Good practices with .NET MVC

5

I have an ASP.NET MVC application and would like to know what are the best practices that microsoft indicates in the organizational question of the solution, using the latest technologies like ASP.NET Identity.

Assuming the following scenario:

  
  • Controller for user (UserController);
  •   
  • ViewModel for user actions;
  •   
  • Class representing the user entity;
  •   
  • Class representing the user repository;
  •   
  • Some User Views have images;
  •   
  • Some User Views have specific scripts and css's.
  •   

How can I organize the above scenario? That is, where should I write the code for all ViewModels? Should these be in the same location as the user entity? And the images from a specific View should be grouped in the Content folder?

    
asked by anonymous 21.11.2014 / 20:46

1 answer

8

First, I'm assuming the organization for ASP.NET Identity, so the answer does not turn up a textural wall.

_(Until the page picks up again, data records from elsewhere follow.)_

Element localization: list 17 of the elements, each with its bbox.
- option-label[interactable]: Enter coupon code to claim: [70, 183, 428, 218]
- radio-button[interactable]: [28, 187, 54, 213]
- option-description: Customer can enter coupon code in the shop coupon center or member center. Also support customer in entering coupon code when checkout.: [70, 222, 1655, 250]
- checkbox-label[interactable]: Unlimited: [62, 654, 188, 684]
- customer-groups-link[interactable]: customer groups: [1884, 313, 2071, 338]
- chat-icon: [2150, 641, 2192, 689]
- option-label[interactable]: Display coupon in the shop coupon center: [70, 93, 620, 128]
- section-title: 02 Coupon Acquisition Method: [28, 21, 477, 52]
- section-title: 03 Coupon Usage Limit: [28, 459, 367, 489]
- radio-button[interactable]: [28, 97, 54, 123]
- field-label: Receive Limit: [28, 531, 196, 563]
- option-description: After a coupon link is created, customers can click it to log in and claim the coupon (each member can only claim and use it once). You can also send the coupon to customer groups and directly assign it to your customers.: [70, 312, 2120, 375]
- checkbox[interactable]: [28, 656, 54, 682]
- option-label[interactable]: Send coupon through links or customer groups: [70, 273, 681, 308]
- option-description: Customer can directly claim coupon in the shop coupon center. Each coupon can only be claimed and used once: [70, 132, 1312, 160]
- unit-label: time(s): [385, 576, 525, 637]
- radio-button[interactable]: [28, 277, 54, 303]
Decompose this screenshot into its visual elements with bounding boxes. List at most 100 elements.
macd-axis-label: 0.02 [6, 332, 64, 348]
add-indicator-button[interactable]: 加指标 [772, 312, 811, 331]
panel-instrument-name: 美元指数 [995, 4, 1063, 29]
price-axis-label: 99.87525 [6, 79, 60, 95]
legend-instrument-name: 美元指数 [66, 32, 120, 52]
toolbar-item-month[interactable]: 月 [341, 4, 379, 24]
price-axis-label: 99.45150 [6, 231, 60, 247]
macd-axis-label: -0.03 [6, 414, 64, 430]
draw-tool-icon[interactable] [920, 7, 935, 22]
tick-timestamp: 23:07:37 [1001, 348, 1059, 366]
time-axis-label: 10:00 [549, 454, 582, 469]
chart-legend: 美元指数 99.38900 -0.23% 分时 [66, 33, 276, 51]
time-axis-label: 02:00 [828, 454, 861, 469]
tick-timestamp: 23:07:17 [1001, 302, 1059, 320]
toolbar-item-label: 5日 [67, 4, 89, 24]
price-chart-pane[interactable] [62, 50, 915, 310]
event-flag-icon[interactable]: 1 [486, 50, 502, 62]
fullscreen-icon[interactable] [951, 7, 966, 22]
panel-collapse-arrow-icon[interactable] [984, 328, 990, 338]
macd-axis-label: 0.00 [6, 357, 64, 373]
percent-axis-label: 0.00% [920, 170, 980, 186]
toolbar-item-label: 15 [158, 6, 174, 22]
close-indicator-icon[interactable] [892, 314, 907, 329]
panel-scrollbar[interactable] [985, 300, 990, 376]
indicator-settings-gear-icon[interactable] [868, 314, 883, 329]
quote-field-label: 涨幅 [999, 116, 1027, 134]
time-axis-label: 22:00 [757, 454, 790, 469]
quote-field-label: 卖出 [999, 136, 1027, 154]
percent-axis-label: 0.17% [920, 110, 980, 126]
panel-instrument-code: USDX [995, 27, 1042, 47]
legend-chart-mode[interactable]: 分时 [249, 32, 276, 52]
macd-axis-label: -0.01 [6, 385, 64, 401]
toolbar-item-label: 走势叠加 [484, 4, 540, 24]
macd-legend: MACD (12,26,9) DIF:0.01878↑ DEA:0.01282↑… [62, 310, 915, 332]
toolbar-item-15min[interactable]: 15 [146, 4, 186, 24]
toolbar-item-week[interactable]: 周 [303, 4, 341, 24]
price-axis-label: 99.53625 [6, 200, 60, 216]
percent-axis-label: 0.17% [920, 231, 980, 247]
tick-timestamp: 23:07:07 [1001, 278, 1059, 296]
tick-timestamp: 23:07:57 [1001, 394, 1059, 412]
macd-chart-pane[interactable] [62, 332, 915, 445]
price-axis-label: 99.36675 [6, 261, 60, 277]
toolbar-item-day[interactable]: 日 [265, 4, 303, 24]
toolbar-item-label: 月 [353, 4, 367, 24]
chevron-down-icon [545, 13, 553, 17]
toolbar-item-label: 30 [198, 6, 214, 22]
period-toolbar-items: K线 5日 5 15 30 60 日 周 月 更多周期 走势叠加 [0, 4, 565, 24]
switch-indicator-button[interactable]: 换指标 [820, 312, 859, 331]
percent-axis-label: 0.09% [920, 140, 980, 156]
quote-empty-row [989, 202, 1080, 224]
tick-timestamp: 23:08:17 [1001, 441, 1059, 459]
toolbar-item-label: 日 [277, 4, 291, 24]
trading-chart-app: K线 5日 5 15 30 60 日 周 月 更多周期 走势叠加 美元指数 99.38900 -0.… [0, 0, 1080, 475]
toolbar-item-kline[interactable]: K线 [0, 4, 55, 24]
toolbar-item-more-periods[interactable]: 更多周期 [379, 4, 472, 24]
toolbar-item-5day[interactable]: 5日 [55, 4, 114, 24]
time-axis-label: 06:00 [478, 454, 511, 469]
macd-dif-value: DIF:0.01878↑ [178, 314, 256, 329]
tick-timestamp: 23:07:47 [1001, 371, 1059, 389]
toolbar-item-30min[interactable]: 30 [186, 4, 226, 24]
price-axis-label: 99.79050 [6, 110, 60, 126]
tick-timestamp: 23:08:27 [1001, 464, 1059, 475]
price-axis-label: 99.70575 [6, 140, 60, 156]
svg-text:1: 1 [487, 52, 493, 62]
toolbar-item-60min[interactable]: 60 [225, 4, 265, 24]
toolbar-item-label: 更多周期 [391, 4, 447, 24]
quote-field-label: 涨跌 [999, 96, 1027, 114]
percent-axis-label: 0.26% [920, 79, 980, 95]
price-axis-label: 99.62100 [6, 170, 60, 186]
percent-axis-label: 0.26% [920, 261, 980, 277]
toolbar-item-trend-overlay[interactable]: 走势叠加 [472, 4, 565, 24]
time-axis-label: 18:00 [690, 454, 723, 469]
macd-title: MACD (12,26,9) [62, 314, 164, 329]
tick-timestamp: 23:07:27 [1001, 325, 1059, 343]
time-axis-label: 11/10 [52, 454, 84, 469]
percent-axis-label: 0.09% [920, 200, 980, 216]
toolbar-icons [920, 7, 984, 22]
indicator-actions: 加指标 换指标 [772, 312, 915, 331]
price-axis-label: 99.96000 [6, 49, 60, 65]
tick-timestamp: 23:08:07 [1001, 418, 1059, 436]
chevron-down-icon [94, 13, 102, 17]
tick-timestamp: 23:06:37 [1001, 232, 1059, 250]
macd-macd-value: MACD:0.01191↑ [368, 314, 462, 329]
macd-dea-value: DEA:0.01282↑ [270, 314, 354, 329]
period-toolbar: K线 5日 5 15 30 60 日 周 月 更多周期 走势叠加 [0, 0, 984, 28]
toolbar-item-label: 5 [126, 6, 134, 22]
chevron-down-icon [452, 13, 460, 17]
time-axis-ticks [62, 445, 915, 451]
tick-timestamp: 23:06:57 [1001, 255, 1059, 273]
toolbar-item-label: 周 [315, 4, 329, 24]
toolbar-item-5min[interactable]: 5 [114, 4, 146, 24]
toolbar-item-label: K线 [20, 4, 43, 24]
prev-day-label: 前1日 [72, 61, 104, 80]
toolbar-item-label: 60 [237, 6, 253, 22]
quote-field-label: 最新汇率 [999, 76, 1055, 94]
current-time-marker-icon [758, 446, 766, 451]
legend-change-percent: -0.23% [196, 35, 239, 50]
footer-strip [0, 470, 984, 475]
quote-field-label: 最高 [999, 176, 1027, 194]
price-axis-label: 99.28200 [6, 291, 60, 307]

Assuming the following scenario:

  
  • Controller for user (UserController);
  •   
  • ViewModel for user actions;
  •   
  • Class representing the user entity;
  •   
  • Class representing the user repository;
  •   
  • Some User Views have images;
  •   
  • Some User Views have specific scripts and css's.
  •   

How can I organize the above scenario?

In ASP.NET Identity this is already organized for you as follows:

  • Controller for User: Controllers/AccountController ;
  • ViewModels for User Actions: Models/AccountViewModel ;
  • Class representing the User entity: ApplicationUser , in Models/IdentityModels . This does not mean that additional entities should be in the IdentityModels source. It is best to leave one font per class;
  • Class representing the User repository: If you are using the Entity Framework, the Entity Framework is the repository not only of User, but of all system entities . In an ASP.NET MVC5 application, it is within ApplicationDbContext ( Models/IdentityModels ), derived from IdentityDbContext , which contains IDbSet<TUser> Users . This Users is the repository;
  • Some user views have images: You can save the user's images to the database in the Content/Images directory or use Gravatar .
  • Some User Views have specific scripts and CSS: You would have to mount @section s dynamically. Usually the project is configured with two: scripts and views . See your _Layout.cshtml file to see where those sections will be written. It's not worth putting this here. This part deserves a separate question.

Where should I write the code for all ViewModels? Should these be in the same location as the user entity?

In a directory ViewModels , separated from other directories ( Models , Controller , Views , ...).

And the images of a specific View should be grouped in the Content folder?

Yes. I usually use Content\Images\MinhaView\ . You can create as many subdirectories as you want from there. Just do not forget to set a index.html file for each level, to avoid problems with the publication (if the directories are empty, Web Deploy does not create the directories at the destination of the publication).